The Home Office refused to apologise and, instead, excused itself by saying that it had erred on the side of caution when making the checks against criminal records. That reaction is not good enough and it underlines the lack of accountability in government and the arrogance of officialdom when it comes to the reputations of ordinary people. It also raises the question of what might happen if a similar error were to infect the unified system.

If the government can't run the Criminal Records Bureau without defaming ordinary people, it is hardly likely to make the much larger NIR work. There may be some slight hope that government ineptitude will protect us from official intrusion, but experience from all the past cock-ups tells us that it is those private individuals who have no power and few opportunities for redress who are always the victims. And from the Thomas report, we may conclude that whatever the security measures put in place, the number of terminals with access to the NIR will mean that people's privacy will almost certainly be breached illegally.

The ID card bill has become law. 'Enrolment facilities' are being built and Courtney is seeking the best way of charging the private sector for checks against the database. We are going ahead with this thing despite ministerial admissions that the scheme will do nothing to stop illegal immigration or terrorism, and is unlikely to deter criminal gangs which have already compromised the chip and pin security. The option now remaining is large-scale public protest. We need a national debate on the running of official databases and the handling of personal information, for let's not forget that privacy is dear to us. The Information Commissioner's report makes clear that protecting people's personal information ranks third in the list of the public's social concerns, alongside the NHS. Concern in this area is growing, the report says, which is something that David Cameron should note.

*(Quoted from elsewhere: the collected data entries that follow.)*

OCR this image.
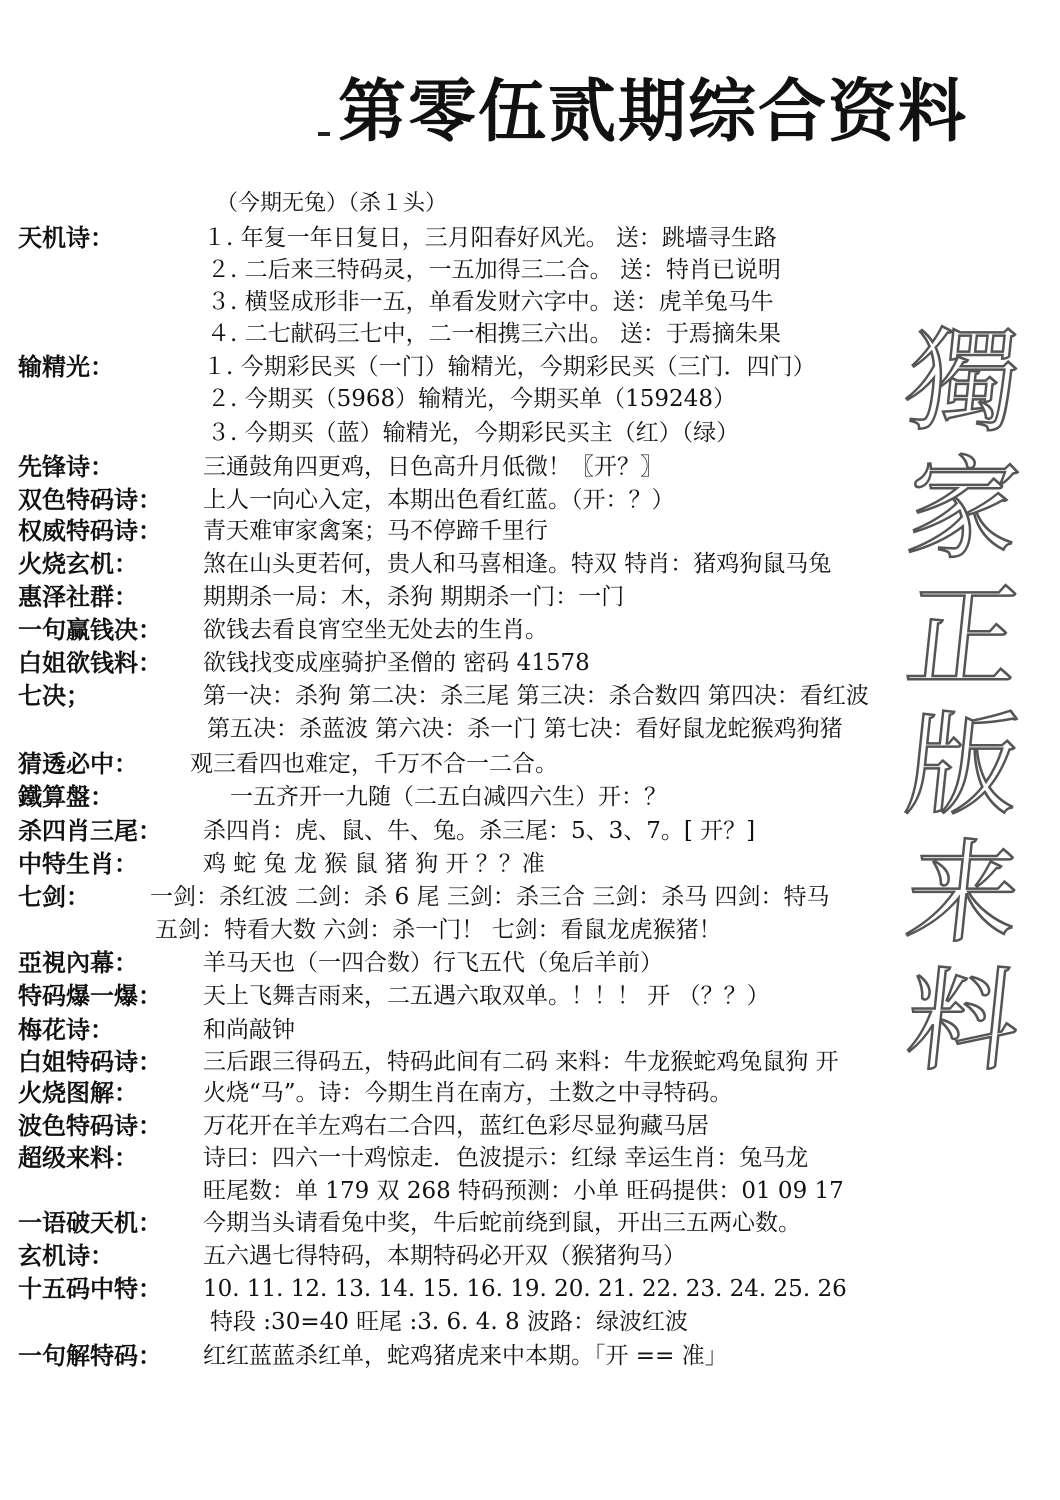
第零伍贰期综合资料
（今期无兔）（杀１头）
天机诗：	１. 年复一年日复日，三月阳春好风光。 送：跳墙寻生路
２. 二后来三特码灵，一五加得三二合。 送：特肖已说明
３. 横竖成形非一五，单看发财六字中。送：虎羊兔马牛
４. 二七献码三七中，二一相携三六出。 送：于焉摘朱果
输精光：	１. 今期彩民买（一门）输精光，今期彩民买（三门．四门）
２. 今期买（5968）输精光，今期买单（159248）
３. 今期买（蓝）输精光，今期彩民买主（红）（绿）
先锋诗：	三通鼓角四更鸡，日色高升月低微！〖开？〗
双色特码诗： 上人一向心入定，本期出色看红蓝。（开：？）
权威特码诗： 青天难审家禽案；马不停蹄千里行
火烧玄机：	煞在山头更若何，贵人和马喜相逢。特双 特肖：猪鸡狗鼠马兔
惠泽社群：	期期杀一局：木，杀狗 期期杀一门：一门
一句赢钱决： 欲钱去看良宵空坐无处去的生肖。
白姐欲钱料： 欲钱找变成座骑护圣僧的 密码 41578
七决；	第一决：杀狗 第二决：杀三尾 第三决：杀合数四 第四决：看红波
第五决：杀蓝波 第六决：杀一门 第七决：看好鼠龙蛇猴鸡狗猪
猜透必中： 观三看四也难定，千万不合一二合。
鐵算盤：	一五齐开一九随（二五白减四六生）开：？
杀四肖三尾： 杀四肖：虎、鼠、牛、兔。杀三尾：5、3、7。[ 开？]
中特生肖：	鸡 蛇 兔 龙 猴 鼠 猪 狗 开 ？？准
七剑：	一剑：杀红波 二剑：杀 6 尾 三剑：杀三合 三剑：杀马 四剑：特马
五剑：特看大数 六剑：杀一门！ 七剑：看鼠龙虎猴猪！
亞視內幕：	羊马天也（一四合数）行飞五代（兔后羊前）
特码爆一爆： 天上飞舞吉雨来，二五遇六取双单。！！！ 开 （？？）
梅花诗：	和尚敲钟
白姐特码诗： 三后跟三得码五，特码此间有二码 来料：牛龙猴蛇鸡兔鼠狗 开
火烧图解：	火烧“马”。诗：今期生肖在南方，土数之中寻特码。
波色特码诗： 万花开在羊左鸡右二合四，蓝红色彩尽显狗藏马居
超级来料：	诗曰：四六一十鸡惊走．色波提示：红绿 幸运生肖：兔马龙
旺尾数：单 179 双 268 特码预测：小单 旺码提供：01 09 17
一语破天机： 今期当头请看兔中奖，牛后蛇前绕到鼠，开出三五两心数。
玄机诗：	五六遇七得特码，本期特码必开双（猴猪狗马）
十五码中特： 10. 11. 12. 13. 14. 15. 16. 19. 20. 21. 22. 23. 24. 25. 26
特段 :30=40 旺尾 :3. 6. 4. 8 波路：绿波红波
一句解特码： 红红蓝蓝杀红单，蛇鸡猪虎来中本期。「开 == 准」
獨
家
正
版
来
料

In the meantime, I find myself wishing a hearty damnation to Courtney and her business plans, to the unified database of 'transformational government', to the incompetence and arrogance of the Home Office, to any bureaucrat who seeks to define an individual's identity with compulsory biometric measurement backed up by threats. If one thing has become clear in the last few weeks, it is that the government is not fit to be trusted with either setting up the National Identity Register or running it.